Washout by leakage flow can significantly reduce end‐expiratory pCO2 levels and thereby minimize the adverse effects associated with mechanical dead space. Controlled leakage is not only as effective as uncontrolled leakage flow, it also allows for a more stable ventilation by preventing the uncontrolled loss of tidal volume that occurs during inspiration when leakage is not controlled. The results of this in vitro study give no information about its clinically relevance, therefore, additional clinically studies are required.

AUTHOR CONTRIBUTIONS

Martin Schöber: data curation (lead); investigation (lead); writing—review & editing (equal).
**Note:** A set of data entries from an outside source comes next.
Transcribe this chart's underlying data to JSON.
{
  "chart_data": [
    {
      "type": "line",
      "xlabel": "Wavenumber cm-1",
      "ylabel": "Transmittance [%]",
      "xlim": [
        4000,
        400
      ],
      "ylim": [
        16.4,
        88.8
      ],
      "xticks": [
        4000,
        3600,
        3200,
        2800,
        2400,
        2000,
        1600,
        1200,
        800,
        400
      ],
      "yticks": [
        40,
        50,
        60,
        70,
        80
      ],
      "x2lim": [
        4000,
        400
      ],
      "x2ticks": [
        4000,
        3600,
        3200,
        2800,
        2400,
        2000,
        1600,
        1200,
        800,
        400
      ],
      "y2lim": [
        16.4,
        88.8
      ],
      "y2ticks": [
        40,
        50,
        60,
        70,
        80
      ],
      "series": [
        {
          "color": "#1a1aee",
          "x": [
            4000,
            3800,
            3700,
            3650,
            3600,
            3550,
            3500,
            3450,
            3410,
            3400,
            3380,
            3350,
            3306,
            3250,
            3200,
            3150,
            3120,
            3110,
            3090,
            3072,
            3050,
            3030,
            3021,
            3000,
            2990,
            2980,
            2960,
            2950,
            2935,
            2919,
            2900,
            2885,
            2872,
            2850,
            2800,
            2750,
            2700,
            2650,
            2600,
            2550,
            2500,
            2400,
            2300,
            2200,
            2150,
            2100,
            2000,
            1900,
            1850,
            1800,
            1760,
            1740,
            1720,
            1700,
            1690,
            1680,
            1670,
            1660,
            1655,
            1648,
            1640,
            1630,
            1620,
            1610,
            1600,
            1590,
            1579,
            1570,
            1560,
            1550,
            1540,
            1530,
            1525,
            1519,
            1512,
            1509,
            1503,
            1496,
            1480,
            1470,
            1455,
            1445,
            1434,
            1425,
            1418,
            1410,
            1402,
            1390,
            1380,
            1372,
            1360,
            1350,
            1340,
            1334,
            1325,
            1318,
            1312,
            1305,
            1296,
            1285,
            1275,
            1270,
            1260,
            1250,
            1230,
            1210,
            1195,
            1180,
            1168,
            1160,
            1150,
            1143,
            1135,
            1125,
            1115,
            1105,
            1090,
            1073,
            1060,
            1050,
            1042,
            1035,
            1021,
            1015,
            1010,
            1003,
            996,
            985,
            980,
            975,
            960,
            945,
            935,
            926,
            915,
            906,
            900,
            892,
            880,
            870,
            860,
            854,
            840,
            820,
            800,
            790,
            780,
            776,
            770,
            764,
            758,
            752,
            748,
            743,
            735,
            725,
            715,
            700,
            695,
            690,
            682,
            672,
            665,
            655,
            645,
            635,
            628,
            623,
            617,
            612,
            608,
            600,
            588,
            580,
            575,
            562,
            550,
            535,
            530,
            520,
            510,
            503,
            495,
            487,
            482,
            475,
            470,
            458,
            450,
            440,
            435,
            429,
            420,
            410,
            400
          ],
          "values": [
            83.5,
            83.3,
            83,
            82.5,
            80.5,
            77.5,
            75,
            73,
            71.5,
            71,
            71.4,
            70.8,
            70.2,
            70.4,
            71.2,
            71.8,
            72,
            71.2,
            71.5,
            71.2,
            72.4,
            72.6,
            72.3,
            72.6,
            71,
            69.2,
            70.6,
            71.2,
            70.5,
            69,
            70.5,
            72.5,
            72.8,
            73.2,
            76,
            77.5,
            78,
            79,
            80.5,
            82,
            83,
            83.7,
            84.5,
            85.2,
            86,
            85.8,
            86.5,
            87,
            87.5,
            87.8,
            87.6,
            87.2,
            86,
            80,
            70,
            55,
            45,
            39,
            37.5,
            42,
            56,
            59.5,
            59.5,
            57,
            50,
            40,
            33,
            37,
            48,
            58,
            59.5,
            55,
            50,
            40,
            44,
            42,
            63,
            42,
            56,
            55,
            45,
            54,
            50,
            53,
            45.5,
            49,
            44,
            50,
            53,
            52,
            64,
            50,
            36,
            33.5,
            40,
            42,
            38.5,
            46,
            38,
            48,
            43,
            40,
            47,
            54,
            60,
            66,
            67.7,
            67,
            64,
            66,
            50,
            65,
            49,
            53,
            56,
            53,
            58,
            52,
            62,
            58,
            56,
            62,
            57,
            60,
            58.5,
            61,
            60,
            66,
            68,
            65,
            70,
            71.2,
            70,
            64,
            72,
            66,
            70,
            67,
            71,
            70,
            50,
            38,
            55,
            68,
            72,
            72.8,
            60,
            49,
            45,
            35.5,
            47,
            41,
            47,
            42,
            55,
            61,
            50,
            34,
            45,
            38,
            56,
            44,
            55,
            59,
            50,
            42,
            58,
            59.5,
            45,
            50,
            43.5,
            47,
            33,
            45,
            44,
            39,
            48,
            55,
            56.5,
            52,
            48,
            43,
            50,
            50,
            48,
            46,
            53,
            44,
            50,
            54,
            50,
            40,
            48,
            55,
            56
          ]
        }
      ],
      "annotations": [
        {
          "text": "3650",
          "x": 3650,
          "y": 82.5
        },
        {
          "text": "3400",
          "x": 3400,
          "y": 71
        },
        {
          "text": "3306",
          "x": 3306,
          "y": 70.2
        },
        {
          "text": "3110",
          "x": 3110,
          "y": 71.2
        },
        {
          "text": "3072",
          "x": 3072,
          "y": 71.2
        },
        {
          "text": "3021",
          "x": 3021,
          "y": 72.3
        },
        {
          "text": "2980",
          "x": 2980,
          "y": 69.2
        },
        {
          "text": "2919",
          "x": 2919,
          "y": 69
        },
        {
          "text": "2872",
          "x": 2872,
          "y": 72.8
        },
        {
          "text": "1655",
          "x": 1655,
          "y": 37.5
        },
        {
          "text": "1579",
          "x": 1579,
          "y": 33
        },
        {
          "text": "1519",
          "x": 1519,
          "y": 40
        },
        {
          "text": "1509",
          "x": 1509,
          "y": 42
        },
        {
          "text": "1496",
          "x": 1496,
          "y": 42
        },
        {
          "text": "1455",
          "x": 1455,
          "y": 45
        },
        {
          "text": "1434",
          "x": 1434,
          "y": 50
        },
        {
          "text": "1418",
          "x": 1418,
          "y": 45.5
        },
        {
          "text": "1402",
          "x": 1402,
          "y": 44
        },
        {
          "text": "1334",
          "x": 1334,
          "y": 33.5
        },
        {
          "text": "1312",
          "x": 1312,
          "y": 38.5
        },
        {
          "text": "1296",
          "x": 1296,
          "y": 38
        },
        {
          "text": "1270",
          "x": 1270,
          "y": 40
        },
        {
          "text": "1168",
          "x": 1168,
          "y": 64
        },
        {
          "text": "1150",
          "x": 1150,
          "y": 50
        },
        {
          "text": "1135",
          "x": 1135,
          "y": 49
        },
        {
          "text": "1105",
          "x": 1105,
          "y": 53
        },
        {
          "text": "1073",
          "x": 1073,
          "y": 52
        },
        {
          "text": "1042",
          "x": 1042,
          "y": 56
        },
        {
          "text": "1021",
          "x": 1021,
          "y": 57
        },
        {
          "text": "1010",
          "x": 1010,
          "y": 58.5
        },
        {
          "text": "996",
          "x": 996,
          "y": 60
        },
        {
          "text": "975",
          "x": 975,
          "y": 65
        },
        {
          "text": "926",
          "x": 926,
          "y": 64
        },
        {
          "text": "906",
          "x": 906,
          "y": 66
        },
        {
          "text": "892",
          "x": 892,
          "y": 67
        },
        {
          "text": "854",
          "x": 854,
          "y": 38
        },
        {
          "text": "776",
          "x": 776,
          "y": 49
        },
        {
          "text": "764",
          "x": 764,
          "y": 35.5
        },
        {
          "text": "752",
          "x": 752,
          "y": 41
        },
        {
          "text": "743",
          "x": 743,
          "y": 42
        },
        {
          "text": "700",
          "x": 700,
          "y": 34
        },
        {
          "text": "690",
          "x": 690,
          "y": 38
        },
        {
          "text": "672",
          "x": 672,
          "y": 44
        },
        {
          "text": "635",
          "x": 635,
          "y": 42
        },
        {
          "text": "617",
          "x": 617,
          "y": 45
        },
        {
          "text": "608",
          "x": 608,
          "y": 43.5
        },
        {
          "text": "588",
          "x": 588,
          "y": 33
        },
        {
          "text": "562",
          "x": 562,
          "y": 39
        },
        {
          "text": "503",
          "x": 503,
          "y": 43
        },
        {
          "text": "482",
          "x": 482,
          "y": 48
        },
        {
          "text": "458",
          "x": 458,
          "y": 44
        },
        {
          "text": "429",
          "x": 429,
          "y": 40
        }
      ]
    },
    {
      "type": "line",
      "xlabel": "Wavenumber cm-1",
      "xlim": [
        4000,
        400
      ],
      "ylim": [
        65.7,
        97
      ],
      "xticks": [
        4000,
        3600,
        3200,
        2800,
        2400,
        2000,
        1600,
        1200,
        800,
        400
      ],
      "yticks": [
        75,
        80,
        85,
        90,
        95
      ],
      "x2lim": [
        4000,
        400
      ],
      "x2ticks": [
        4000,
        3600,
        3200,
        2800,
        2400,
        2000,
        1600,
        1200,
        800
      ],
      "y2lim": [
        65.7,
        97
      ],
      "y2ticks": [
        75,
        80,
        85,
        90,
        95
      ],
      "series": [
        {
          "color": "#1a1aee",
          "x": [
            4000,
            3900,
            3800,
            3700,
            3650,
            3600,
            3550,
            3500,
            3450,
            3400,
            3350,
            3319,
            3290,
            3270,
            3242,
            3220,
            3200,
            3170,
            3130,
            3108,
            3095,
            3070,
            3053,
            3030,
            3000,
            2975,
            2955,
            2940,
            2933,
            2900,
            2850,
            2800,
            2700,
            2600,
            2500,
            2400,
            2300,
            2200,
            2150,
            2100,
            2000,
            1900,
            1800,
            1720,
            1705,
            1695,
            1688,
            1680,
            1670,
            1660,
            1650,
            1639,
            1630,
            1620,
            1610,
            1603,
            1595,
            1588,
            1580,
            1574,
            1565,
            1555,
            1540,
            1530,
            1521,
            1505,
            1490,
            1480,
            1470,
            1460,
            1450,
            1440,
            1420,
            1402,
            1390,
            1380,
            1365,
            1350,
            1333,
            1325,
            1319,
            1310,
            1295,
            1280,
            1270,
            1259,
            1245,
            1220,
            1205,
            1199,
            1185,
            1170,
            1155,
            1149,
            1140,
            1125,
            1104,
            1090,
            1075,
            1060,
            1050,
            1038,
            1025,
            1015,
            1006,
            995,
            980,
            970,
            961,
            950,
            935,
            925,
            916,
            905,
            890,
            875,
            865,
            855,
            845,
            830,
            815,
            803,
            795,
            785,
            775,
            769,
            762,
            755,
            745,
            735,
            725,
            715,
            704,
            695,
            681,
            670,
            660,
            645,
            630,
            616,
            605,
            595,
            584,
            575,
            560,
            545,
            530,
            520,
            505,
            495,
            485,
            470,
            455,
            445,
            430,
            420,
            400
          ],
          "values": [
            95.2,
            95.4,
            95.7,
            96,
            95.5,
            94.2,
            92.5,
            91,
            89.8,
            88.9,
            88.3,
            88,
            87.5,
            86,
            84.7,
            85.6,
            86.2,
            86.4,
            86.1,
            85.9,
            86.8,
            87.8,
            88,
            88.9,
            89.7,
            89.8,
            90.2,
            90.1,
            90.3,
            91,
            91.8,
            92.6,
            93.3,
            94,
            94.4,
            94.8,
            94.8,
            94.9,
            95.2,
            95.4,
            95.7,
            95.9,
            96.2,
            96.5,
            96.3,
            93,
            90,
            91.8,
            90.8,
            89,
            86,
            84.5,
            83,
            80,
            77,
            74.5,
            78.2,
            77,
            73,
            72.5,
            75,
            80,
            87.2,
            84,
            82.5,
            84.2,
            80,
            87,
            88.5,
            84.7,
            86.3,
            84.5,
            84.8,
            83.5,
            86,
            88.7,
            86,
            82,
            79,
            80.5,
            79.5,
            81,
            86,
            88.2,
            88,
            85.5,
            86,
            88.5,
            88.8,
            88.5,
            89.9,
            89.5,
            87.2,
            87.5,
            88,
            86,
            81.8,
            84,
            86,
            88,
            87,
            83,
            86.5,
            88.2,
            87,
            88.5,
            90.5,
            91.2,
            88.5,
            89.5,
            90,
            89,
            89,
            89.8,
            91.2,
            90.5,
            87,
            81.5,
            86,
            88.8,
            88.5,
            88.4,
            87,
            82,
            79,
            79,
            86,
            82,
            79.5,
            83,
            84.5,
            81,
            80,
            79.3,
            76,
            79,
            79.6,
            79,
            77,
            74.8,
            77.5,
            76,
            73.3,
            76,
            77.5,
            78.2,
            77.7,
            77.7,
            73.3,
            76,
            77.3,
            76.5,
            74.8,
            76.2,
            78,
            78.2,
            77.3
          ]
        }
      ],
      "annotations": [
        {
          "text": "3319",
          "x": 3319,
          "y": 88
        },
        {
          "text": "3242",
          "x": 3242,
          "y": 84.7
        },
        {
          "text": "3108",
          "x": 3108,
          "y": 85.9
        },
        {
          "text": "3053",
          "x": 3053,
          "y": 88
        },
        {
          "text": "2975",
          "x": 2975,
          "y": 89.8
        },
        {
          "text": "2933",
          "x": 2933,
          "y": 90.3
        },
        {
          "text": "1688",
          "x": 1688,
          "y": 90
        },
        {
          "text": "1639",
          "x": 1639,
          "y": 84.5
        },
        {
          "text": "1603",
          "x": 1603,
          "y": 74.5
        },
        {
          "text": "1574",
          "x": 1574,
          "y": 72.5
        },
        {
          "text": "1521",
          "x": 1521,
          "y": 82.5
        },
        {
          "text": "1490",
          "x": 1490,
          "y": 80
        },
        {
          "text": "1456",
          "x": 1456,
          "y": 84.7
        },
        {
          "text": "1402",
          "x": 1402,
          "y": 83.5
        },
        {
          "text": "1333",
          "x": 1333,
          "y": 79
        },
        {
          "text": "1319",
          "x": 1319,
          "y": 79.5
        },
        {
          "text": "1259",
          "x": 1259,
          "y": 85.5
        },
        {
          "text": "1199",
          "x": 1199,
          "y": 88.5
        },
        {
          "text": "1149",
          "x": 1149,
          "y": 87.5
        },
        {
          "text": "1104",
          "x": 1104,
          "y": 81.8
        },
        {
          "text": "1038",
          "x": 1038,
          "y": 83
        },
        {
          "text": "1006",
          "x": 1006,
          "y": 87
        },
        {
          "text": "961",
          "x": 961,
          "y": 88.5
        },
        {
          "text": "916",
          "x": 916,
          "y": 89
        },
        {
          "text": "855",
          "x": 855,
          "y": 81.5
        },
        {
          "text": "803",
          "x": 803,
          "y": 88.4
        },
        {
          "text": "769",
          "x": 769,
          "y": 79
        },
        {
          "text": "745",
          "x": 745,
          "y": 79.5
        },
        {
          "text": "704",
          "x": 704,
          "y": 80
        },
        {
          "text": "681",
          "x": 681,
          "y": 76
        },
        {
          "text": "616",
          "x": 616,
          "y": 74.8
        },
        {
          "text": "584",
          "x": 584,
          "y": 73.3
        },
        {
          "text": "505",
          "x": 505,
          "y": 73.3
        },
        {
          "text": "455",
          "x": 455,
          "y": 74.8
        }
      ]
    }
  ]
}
Bettina Bohnhorst: supervision (equal); writing—review & editing (equal). Natalee Annon‐Eberharter: visualization (equal); writing—original draft (equal); writing—review & editing (lead). Martin Wald: conceptualization (lead); methodology (lead); writing—original draft (lead); writing—review & editing (equal).

CONFLICTS OF INTEREST

Martin Wald has been a consultant for the companies Fritz Stephan GmbH and medin Medical Innovations GmbH and has given paid lectures for Medtronic Österreich GmbH during the past 3 years. He has also organized workshops sponsored by the above companies. All other authors have no conflicts of interest to declare.

ETHICAL STATEMENT

no animals or humans were involved in the experiments, and no ethical review was required.